In the thirty-odd years I have worked with the Great White Shark I have heard many superlatives used to describe this iconic predator.
It is an athlete and predator of the highest order capable of dramatic bursts of flight as it leaps fifteen foot clear of the ocean surface.
But, it is also with a different stroke of the tail, a master in the conservation of energy. Both moods are beautiful and both require a completely different work of art to do the essence of each justice.
For decades I photographically focused on the hunter and sprinter. Perhaps this was because this was the easier side of which to do justice. It was obvious, it was visceral, it was all muscle and brawn. As with waters that run deep, it was the other side of the great white, the silent side that required greater understanding and the one I found even more intriguing and impressive.

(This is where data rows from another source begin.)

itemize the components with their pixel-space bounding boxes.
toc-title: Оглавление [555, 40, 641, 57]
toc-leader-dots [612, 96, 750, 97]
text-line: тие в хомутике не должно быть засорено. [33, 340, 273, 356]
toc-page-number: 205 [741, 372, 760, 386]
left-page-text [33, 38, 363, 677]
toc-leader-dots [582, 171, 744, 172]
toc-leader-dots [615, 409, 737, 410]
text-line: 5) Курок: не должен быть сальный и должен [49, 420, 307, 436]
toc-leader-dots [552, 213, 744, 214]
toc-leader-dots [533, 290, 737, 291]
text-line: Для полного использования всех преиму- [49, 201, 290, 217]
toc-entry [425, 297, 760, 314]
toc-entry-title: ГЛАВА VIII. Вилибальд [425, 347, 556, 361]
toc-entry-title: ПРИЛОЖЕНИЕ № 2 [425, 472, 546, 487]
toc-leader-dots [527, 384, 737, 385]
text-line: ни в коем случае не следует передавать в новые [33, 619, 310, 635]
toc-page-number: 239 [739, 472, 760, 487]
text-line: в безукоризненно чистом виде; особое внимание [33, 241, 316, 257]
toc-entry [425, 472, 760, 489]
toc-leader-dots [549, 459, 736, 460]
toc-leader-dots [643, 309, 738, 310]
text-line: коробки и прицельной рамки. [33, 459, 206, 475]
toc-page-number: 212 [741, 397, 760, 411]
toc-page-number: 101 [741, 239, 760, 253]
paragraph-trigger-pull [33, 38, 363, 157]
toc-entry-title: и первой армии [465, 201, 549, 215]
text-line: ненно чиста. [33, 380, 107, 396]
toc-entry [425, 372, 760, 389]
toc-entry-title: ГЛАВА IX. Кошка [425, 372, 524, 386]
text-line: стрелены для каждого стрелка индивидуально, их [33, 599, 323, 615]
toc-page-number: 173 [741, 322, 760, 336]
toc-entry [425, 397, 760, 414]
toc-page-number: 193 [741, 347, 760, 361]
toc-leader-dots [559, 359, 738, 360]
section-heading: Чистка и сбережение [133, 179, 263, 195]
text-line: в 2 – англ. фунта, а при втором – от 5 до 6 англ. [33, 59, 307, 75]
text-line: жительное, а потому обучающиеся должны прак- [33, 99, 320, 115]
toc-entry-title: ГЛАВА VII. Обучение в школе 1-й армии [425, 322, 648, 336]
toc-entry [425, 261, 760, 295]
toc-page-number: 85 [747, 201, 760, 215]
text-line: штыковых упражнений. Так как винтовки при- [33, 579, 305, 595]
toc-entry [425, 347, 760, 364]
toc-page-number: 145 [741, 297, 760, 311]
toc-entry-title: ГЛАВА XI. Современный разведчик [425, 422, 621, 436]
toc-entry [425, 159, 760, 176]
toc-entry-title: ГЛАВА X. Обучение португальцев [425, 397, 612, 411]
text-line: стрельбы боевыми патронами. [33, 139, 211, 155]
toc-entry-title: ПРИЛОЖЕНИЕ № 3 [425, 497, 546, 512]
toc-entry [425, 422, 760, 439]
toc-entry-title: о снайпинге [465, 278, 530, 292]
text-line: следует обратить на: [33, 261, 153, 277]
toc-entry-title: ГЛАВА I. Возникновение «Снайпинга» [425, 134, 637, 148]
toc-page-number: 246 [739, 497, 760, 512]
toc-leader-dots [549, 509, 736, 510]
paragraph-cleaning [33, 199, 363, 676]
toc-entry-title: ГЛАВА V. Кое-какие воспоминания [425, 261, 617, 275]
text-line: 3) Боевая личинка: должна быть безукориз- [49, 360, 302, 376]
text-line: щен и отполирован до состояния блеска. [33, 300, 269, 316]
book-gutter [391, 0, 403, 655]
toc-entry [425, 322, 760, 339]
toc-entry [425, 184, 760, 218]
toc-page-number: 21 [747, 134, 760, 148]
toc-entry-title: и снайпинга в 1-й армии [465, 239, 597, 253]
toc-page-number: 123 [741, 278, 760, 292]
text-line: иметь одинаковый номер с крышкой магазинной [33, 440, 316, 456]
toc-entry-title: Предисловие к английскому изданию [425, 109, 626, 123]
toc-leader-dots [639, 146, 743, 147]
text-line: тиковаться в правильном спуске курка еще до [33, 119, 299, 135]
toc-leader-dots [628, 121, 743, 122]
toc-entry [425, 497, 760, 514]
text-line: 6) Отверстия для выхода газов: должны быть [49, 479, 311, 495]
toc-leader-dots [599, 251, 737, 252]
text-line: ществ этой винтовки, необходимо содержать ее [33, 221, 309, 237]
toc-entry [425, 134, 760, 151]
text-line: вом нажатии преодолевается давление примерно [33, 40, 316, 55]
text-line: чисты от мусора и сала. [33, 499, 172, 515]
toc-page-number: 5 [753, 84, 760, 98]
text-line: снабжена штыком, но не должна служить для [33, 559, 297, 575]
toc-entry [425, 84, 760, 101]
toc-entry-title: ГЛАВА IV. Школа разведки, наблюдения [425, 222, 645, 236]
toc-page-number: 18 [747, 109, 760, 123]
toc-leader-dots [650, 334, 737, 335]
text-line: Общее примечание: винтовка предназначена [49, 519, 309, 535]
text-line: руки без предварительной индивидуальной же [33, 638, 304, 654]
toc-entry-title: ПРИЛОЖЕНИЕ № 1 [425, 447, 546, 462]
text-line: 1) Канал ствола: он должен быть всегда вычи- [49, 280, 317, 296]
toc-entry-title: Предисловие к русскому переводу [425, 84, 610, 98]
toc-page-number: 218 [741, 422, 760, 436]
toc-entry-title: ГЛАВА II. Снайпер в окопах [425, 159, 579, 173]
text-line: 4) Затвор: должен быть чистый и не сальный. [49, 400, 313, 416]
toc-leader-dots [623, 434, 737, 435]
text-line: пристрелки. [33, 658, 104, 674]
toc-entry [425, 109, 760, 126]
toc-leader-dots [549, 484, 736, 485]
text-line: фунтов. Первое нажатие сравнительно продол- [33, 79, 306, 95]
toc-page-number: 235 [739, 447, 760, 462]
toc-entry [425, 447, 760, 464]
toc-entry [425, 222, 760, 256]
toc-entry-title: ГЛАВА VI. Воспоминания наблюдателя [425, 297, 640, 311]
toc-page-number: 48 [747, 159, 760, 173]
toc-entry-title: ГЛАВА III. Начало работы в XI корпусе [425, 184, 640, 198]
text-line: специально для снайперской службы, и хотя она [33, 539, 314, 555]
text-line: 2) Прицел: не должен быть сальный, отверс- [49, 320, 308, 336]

It was also a visage so contrasting from that which popular culture identifies this icon of our oceans with. I struggled with conceptualizing a work that would show the jagged-toothed-one so at one with its watery world, a world where it might as well be floating through air.
By way of words, perhaps a colleague said it best when he remarked, “That the great white doesn’t move through the water, but rather the water moves with the great white”. To get close to the shark, and to move as one with it, I needed freedom.
Over the years, and in many places around the world, I have held court with these kings and queens without a cage or protection. You cannot feel more alive or more humbled.
It is not bravado. It is privilege.
Recently off the East Coast of South Africa I had the opportunity of diving with an incredibly relaxed, engaging and tolerant individual that finally gave me a chance to capture the calming moments of quiet before the power of the great white storm. Time and time again she circled and investigated me. With every stroke of her tail she could have been upon me. I was in her world and everything was stacked in her favour. Yet she tolerated and mesmerizingly engaged with me.
Ascending, she angled her athletic body towards the surface, and as one, I followed photographing in parallel with her as she appeared angel-like in the sea of clouds, transcending the elements of her watery world with those of mine.
She was at one in her sea of tranquility.